God, hospitable and generous with His gifts, has prepared a table for us. The blessings He pours upon us runneth over. May we be drunk on the blessedness of God’s presence, despite the stripping away of so many things we claim as essential: affection, and community, communal prayer that doesn’t involve a computer screen, family celebrations, despite even the incomprehensible loss of the Eucharist.

May we be drunk on the blessed assurance of our Salvation in Christ, whatever our losses, whatever uncertainty or illness we face. 

The fruit of Lent is not Easter. The fruit of Lent is intimate relationship with the Divine, achieved by the stripping away of whatever is not God. Of course, our Lenten deprivations are usually voluntary, not imposed upon us. During this extraordinary Lent, we sacrifice even our self-determination. 
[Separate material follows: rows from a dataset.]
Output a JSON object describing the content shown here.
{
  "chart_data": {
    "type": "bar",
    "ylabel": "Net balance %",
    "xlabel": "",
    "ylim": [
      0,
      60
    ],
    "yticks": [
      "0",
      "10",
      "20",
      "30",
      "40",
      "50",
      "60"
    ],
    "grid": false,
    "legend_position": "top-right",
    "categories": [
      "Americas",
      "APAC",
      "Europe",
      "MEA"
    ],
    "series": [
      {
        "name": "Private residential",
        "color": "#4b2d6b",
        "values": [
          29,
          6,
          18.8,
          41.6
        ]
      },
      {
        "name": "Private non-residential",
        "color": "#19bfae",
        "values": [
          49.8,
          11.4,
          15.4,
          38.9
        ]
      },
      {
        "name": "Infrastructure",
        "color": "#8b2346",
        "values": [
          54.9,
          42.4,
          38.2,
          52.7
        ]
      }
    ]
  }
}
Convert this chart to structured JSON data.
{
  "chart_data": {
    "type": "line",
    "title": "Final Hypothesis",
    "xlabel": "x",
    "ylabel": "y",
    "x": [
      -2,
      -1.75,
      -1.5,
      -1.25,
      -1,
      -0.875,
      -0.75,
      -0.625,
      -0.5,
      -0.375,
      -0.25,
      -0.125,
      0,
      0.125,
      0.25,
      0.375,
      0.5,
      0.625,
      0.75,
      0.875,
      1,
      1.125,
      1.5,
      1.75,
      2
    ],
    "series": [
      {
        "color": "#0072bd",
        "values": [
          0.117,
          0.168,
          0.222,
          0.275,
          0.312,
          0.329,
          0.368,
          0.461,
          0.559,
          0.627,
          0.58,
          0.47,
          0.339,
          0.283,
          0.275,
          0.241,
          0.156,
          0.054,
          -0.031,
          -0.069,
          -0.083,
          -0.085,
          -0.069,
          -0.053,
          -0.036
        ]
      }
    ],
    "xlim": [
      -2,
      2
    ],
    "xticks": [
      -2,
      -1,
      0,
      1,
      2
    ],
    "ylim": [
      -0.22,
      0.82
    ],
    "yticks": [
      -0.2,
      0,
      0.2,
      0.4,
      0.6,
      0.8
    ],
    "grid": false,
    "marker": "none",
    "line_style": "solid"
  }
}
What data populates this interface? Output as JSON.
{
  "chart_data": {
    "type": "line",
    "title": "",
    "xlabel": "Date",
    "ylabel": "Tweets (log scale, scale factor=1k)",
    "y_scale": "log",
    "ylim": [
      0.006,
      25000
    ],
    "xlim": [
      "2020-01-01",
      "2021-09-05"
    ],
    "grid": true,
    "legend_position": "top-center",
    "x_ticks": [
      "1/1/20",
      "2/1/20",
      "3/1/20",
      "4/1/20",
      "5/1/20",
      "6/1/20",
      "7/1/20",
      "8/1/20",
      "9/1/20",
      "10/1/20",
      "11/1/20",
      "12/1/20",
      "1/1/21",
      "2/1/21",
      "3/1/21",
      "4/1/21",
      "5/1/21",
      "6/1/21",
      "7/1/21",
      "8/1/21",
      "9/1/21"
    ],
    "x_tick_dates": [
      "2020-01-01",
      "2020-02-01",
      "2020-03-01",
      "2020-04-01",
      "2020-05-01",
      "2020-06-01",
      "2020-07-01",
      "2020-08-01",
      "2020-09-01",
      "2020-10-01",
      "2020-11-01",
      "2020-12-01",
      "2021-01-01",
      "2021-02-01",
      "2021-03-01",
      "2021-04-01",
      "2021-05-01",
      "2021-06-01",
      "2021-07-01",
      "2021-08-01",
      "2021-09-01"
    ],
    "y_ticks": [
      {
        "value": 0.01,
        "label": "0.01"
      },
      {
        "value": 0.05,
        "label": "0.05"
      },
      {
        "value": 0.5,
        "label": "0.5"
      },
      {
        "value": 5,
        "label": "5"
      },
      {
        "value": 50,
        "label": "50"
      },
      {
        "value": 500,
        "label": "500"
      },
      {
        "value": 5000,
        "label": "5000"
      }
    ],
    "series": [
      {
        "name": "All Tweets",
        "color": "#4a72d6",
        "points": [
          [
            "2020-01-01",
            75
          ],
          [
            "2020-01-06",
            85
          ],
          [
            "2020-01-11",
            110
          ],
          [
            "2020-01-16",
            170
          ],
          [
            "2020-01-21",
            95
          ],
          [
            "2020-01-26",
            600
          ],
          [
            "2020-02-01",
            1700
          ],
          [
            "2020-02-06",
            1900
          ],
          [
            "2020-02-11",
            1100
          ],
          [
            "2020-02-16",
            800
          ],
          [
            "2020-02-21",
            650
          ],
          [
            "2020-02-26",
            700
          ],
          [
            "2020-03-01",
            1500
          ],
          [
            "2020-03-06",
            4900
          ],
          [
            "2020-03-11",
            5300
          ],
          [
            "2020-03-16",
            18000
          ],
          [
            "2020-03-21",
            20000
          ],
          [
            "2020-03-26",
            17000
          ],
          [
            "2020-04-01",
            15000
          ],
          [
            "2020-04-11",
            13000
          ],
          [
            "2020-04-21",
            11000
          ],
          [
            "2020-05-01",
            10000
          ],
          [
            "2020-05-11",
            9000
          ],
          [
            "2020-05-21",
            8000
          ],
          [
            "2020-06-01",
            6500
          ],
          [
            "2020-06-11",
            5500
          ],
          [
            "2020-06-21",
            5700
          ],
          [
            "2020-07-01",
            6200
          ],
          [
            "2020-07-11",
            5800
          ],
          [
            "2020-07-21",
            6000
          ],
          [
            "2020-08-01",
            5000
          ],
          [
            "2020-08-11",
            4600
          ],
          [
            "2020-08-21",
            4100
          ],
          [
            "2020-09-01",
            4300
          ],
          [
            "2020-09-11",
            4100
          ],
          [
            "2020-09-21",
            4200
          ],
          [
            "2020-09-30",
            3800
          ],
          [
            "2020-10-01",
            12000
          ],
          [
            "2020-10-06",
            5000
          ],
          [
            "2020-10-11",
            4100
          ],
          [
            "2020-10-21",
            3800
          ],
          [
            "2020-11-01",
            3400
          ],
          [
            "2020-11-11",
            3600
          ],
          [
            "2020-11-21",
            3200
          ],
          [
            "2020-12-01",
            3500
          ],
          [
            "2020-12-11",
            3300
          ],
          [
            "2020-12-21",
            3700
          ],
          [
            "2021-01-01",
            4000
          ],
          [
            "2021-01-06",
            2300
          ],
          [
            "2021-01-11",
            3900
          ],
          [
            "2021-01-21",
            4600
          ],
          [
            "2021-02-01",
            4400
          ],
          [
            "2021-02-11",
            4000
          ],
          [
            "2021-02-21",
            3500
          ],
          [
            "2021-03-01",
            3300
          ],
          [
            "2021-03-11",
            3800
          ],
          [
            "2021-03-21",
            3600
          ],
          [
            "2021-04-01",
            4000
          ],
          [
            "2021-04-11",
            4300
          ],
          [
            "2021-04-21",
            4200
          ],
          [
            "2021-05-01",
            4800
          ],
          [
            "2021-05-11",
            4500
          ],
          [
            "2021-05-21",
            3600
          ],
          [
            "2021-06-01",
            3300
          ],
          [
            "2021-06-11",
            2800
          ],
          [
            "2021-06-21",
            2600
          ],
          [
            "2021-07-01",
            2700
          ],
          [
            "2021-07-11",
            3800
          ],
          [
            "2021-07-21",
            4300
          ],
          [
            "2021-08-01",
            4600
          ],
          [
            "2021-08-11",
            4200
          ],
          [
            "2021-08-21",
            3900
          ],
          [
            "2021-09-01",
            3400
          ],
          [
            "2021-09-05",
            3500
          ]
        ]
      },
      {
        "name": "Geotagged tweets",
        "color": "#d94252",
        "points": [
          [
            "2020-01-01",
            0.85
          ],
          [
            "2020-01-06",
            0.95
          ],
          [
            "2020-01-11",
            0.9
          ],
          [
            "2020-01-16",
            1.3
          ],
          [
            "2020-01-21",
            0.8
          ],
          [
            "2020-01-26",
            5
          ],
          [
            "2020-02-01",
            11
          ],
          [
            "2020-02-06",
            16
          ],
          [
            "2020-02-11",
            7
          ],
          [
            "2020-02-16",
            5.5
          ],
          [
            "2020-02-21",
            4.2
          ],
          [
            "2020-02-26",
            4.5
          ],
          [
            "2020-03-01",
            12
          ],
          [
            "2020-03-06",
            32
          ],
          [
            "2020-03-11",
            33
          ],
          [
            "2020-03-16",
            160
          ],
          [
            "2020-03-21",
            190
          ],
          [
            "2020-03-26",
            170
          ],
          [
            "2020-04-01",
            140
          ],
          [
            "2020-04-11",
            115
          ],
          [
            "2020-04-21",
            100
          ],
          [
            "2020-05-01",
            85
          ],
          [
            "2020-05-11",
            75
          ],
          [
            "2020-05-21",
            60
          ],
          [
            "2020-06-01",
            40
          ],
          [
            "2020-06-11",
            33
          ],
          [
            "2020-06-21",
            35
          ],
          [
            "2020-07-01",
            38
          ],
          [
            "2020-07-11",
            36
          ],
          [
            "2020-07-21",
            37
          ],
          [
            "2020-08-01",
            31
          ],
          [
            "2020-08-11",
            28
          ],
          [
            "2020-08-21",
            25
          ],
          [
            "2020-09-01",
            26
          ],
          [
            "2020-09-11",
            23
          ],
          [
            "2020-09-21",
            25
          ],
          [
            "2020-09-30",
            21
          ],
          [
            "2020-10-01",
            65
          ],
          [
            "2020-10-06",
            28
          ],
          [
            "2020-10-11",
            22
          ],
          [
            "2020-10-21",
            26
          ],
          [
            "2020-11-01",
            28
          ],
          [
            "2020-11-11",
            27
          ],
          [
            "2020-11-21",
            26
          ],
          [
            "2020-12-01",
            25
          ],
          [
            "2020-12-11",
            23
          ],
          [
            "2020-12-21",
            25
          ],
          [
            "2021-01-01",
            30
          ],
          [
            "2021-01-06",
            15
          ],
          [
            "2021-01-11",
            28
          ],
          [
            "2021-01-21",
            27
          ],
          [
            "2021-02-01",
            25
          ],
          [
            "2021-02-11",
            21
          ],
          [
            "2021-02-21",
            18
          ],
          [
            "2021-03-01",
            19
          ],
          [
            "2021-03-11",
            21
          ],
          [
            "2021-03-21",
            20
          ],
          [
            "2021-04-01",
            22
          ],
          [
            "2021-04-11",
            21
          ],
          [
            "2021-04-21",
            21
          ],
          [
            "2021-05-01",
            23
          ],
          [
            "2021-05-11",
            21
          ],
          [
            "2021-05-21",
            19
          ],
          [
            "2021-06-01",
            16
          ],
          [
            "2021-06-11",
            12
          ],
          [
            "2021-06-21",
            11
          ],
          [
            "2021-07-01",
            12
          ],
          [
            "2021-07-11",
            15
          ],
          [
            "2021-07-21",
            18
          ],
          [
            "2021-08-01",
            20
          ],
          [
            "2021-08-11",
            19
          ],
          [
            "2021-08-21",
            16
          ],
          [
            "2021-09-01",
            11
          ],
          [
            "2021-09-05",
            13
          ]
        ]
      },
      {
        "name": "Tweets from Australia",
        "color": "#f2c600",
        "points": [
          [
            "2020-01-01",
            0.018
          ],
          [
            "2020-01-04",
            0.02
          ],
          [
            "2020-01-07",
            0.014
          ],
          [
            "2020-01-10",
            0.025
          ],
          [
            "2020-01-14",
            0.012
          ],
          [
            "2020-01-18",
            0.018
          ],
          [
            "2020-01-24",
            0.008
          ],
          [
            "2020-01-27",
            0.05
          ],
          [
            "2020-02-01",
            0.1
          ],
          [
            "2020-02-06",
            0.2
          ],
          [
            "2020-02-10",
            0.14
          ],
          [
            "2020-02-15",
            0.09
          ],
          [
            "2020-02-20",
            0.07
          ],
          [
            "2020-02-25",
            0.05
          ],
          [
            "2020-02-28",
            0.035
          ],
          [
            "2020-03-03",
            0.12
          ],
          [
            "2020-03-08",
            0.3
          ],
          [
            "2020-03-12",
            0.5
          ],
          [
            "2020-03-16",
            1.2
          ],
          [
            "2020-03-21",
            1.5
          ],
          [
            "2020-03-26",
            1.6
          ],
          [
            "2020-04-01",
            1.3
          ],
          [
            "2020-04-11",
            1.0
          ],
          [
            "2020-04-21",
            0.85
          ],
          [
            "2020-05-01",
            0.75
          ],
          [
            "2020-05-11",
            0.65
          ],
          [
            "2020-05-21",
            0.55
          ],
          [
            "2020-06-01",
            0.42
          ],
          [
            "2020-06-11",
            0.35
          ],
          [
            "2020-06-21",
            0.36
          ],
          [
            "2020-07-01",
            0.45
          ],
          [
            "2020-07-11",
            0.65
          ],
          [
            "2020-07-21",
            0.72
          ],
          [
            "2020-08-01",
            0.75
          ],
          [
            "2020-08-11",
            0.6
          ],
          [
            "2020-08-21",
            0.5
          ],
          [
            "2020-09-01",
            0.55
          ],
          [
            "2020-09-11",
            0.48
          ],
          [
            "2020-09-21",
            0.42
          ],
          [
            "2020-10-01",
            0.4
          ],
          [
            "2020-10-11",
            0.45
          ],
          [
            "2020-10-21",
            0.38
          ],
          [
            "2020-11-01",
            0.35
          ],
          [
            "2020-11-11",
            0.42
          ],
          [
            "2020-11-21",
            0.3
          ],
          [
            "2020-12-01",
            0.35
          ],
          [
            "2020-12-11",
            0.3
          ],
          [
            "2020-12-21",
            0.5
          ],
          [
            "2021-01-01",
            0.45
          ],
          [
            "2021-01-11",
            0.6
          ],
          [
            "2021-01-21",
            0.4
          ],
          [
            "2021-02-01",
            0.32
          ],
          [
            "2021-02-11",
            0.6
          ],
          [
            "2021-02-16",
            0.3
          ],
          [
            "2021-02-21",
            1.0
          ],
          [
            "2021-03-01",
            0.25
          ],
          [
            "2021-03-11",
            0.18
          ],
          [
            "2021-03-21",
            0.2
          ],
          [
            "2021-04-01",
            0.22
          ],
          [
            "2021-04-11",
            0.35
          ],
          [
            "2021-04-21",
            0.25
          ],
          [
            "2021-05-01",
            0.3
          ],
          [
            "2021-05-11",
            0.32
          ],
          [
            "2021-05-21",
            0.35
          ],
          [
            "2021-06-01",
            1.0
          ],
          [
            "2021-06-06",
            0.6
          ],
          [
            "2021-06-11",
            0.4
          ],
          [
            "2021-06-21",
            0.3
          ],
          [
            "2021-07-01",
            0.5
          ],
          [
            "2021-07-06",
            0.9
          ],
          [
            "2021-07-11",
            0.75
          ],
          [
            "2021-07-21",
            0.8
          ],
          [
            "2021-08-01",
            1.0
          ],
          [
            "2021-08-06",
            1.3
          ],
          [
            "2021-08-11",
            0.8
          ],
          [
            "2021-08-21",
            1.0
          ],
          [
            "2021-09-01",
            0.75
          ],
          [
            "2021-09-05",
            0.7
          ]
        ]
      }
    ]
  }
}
If we peel away our last attachments to this world as the soldiers peeled the tunic off Christ’s lifeless, broken body, if we are so stripped of all that belongs to this world, then when we meet the risen Christ, our love for God will not be diluted by our love of this worlds good, of distraction or of independence, or even by our love of one another. 

We will recognize the risen Christ before us. We will know God, because we have been so stripped and humbled we can see nothing else. When we recognize him, will say as St. Thomas did, “My Lord and My God.”

Dear friends, we are walking daily in the shadow of death, a valley whose length and width we do not know. We do not yet know the duration or magnitude of its evils. But we know God. And God knows all. Psalm 49 reads, “But God will redeem me from the realm of the dead; he will surely take me to himself.”

 

3E116FE1-3325-4CEE-8636-47142F2F0B2D
Photo credit: Joseph Rose

As Christ answered the lepers who called out to him from their isolation, the Lord, our shepherd, cannot help but answer us, lead us, calm us and feed us. God finds the hidden, like he found Hagar, and Moses, and like Jesus found his disciples shut away.

Jurgen Moltmann writes, “Death is the power of separation. Socially, it is experienced as isolation and loneliness. Eternal life is the power to unite. In this life, it is experienced as gathering into new community in eternal love.”

Though we are dispersed, though we pass our days isolation with every temptation to anxiety, we are not estranged from God. God has found us. God is reaching out to all of us. We are already dwelling together in the house of the Lord.